Behavioural Targeting
Collect clickstream data (pages viewed, dwell time, prior/next site, OS, location).
Two levels:
On-site/App – first-party cookies personalise within single domain.
Ad-network – third-party trackers (e.g., DoubleClick) follow users across thousands of sites.
Raises privacy concerns (data consent, profiling, GDPR compliance).
Social E-Commerce & Social Commerce Features
Social graph: Mapping of all significant online relationships; foundation for viral reach.
Facebook example: processes ≈ 5\text{B} “likes” daily—signals drive product ranking & ads.
Social shopping: Pinterest idea boards; chat-integrated product pages.
Table 10.7 highlights key platform tools:
Newsfeeds, Timelines, Social Sign-on.
Collaborative & network-notification shopping.
Social search/recommendations harness peer reviews.
B2B Infrastructure: EDI & Beyond
Electronic Data Interchange (EDI): Computer-to-computer exchange of standard documents (POs, invoices).
Eliminates paper handling; integrates supplier shipping data ↔ buyer inventory systems.
Private Industrial Networks (Private Exchanges):
Owned by a single large buyer; secure portal for partners to share designs, forecasts, schedules.
Example: Walmart RetailLink for suppliers.
Net Marketplaces (E-hubs):
Independent or industry-owned hubs connecting many buyers & sellers; pricing via auctions, RFQs, fixed lists.
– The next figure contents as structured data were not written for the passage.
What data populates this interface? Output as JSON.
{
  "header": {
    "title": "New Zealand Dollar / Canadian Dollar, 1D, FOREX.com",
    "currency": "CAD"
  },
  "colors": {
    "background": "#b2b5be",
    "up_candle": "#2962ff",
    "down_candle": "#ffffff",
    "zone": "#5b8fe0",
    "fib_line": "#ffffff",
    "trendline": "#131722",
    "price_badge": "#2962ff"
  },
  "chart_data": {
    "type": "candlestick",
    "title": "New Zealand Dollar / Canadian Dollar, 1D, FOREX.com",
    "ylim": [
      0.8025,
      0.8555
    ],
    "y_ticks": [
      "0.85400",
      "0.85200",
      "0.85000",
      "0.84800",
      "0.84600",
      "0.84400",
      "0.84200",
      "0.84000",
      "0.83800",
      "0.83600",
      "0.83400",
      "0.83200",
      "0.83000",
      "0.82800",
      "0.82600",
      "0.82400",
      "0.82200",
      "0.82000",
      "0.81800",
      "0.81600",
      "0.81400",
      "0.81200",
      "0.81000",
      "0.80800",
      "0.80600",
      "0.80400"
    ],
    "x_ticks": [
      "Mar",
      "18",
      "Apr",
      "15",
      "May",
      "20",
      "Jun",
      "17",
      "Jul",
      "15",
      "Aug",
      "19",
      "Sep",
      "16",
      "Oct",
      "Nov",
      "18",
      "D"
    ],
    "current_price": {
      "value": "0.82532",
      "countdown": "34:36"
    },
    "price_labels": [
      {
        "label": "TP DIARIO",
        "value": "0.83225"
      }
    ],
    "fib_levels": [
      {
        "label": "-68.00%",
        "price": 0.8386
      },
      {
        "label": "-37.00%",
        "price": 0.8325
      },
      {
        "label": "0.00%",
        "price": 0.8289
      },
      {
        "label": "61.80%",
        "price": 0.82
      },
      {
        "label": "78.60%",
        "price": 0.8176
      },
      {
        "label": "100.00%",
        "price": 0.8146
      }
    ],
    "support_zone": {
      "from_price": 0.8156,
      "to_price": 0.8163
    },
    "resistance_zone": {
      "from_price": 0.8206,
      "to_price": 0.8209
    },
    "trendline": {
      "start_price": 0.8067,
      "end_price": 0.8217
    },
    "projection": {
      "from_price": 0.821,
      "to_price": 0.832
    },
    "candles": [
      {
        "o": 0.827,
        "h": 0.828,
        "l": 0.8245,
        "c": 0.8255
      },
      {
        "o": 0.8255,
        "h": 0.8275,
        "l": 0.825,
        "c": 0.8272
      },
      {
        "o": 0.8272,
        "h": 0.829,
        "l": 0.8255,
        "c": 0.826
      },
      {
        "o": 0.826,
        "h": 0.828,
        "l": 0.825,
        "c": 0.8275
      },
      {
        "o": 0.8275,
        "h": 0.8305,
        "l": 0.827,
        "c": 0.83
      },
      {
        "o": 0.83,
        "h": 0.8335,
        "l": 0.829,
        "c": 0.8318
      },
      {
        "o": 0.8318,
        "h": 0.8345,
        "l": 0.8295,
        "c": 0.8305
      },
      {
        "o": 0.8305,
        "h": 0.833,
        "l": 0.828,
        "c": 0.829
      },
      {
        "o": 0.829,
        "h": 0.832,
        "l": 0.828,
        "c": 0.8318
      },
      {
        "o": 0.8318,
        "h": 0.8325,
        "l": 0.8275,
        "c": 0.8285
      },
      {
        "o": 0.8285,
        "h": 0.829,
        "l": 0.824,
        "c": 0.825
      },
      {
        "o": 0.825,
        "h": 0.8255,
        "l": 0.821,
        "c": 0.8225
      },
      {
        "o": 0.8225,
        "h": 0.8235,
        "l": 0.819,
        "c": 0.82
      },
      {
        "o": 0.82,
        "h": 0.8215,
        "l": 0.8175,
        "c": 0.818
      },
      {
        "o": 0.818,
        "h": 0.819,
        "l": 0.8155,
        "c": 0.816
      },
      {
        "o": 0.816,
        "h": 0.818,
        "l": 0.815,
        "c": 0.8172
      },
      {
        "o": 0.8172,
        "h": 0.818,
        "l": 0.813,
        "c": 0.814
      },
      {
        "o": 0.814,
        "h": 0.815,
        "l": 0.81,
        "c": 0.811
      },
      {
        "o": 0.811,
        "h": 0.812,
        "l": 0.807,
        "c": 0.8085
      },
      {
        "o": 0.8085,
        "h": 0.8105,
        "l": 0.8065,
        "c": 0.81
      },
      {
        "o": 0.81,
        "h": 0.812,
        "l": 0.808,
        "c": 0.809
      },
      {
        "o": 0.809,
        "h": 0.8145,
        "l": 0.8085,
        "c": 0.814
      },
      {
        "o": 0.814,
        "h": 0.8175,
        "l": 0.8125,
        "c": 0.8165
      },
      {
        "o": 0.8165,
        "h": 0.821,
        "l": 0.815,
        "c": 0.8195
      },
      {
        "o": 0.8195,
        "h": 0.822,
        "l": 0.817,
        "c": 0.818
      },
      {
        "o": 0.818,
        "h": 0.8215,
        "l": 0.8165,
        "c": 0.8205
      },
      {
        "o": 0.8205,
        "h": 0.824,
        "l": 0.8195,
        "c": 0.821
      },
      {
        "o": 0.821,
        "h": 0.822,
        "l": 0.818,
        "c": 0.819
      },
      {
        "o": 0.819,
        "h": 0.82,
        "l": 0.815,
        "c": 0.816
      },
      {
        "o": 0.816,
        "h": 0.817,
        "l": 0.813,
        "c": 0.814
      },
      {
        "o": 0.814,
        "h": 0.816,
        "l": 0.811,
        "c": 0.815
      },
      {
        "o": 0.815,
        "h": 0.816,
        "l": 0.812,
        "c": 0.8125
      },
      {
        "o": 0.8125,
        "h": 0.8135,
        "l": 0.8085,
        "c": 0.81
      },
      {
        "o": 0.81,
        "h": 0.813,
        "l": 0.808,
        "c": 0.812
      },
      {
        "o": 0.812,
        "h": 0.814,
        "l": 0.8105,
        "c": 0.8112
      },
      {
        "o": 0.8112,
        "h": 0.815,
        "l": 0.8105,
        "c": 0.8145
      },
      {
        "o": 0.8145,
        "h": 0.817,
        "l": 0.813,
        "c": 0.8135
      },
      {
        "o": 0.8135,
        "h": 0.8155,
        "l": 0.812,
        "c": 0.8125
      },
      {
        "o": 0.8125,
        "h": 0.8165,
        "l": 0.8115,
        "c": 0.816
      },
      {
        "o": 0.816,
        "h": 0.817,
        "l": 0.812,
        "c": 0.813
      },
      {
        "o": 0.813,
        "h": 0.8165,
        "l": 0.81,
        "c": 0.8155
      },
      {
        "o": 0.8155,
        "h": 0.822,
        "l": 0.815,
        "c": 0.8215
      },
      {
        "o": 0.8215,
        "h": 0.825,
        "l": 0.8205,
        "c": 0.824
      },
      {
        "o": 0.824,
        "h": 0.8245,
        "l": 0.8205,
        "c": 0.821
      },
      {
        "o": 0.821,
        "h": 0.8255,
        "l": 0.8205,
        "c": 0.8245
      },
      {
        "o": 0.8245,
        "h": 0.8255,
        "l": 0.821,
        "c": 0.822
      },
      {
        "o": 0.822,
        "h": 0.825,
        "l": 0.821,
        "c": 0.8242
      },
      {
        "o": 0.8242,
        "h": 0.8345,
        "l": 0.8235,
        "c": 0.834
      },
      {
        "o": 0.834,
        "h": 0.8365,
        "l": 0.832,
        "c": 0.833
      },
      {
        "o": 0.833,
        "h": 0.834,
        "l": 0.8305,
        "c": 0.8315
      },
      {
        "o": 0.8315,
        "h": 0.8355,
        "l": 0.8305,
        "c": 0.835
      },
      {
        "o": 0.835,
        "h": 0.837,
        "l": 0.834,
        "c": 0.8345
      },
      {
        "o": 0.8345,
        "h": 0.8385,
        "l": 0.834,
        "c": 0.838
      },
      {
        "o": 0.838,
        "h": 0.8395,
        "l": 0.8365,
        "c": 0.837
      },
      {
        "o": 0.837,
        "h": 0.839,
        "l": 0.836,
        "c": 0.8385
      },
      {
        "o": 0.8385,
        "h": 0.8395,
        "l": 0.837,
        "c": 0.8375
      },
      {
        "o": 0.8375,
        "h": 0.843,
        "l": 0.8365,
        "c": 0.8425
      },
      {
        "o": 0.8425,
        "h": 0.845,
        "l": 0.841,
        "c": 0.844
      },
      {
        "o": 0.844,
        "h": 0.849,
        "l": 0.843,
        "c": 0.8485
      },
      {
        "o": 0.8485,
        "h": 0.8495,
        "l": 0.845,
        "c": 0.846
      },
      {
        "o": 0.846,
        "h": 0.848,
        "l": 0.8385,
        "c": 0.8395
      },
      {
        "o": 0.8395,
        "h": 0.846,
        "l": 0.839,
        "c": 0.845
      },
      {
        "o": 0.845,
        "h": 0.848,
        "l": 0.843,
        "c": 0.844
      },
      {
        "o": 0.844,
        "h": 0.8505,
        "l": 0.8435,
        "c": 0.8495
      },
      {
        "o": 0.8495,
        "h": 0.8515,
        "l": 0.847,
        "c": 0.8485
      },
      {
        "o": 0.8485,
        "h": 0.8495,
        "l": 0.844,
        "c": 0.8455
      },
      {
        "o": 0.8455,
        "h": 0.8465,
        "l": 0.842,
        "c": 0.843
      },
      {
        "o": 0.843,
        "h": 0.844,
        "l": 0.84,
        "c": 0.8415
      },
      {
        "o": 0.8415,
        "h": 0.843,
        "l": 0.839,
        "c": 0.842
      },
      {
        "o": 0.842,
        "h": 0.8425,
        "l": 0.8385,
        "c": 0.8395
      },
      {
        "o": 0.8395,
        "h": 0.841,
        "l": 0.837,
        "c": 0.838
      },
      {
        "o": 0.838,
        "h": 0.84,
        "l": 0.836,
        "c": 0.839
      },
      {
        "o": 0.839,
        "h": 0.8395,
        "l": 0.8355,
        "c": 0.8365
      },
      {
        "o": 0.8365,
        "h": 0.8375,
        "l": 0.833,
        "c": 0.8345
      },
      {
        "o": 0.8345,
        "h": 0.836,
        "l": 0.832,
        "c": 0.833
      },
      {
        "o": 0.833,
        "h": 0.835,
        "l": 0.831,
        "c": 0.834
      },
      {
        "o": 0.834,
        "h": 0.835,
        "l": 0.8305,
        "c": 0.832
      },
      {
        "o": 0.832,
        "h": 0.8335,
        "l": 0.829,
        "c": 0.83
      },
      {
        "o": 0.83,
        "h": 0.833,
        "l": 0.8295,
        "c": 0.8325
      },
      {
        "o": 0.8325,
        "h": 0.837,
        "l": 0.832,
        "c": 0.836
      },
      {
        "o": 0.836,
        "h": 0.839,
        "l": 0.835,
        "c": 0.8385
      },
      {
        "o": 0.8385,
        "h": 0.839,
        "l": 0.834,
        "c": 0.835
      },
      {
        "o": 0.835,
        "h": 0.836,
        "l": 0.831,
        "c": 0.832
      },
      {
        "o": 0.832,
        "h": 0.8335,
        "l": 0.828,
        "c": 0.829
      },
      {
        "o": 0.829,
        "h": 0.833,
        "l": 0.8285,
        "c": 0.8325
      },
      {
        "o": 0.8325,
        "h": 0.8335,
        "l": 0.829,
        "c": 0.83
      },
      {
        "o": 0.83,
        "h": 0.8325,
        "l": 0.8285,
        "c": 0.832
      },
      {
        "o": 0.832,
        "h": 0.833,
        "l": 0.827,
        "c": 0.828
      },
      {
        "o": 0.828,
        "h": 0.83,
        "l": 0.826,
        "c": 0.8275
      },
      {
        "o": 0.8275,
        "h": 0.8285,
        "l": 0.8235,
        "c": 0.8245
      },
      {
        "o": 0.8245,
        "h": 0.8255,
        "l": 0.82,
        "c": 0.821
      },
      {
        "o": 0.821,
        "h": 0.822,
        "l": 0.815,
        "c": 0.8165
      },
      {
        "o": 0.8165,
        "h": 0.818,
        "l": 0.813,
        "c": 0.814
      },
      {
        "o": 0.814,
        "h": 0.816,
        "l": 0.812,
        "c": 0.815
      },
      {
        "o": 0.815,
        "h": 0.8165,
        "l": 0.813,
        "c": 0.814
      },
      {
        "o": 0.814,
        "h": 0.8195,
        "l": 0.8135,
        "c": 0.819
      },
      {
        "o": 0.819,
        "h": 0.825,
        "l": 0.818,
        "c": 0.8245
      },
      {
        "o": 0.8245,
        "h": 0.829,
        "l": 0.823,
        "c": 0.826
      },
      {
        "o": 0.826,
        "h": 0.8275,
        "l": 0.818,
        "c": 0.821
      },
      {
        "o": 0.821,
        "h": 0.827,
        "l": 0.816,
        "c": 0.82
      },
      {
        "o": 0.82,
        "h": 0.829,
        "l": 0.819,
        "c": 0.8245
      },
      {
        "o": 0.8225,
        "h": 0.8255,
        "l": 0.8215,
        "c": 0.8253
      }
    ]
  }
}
Revenue from transaction fees & value-added services (logistics, financing).
Mobile Commerce & Location-Based Services
74\% of smartphone owners use LBS.
Three service clusters:
Geo-Social – "Where are my friends?" (Snap Map).
Geo-Advertising – context-aware coupons, nearby offers (Google Ads nearby extension).
Geo-Information – info overlays (house price, museum exhibit) via apps like Yelp or Zillow.
Popular LBS apps: Uber (on-demand), eBay mobile, Tinder (dating), Minecraft Earth (gaming), TripAdvisor (travel).
Technical enabler: GPS + mobile broadband (4G/5G).
Ethical, Legal & Regulatory Notes
IP protection critical for digital goods; piracy diminishes revenue.
Privacy: Behavioural targeting & social data mining conflict with data-protection laws (GDPR, CCPA).
Consumer protection: Cambodia example emphasises new laws (e-commerce, competition, cybersecurity).
Cross-border sales confront differing taxation (VAT/GST rules) & customs compliance.
Building an E-Commerce Presence – Key Issues (Integrative Reminder)
Strategic: Select appropriate business/revenue model; identify value proposition.
Technical: Platform (in-house vs SaaS), payment gateway, cybersecurity, mobile optimisation.
Design: UX, accessibility, localisation (language, currency).
Marketing: SEO, SEM, social media, influencer outreach, loyalty programs.
Legal/Ethical: Terms of service, privacy policy, data protection, PCI-DSS compliance.
Operations: Inventory, fulfilment logistics, customer support, returns management.
These notes integrate lecture slides, figures & exemplar statistics to create a standalone study reference.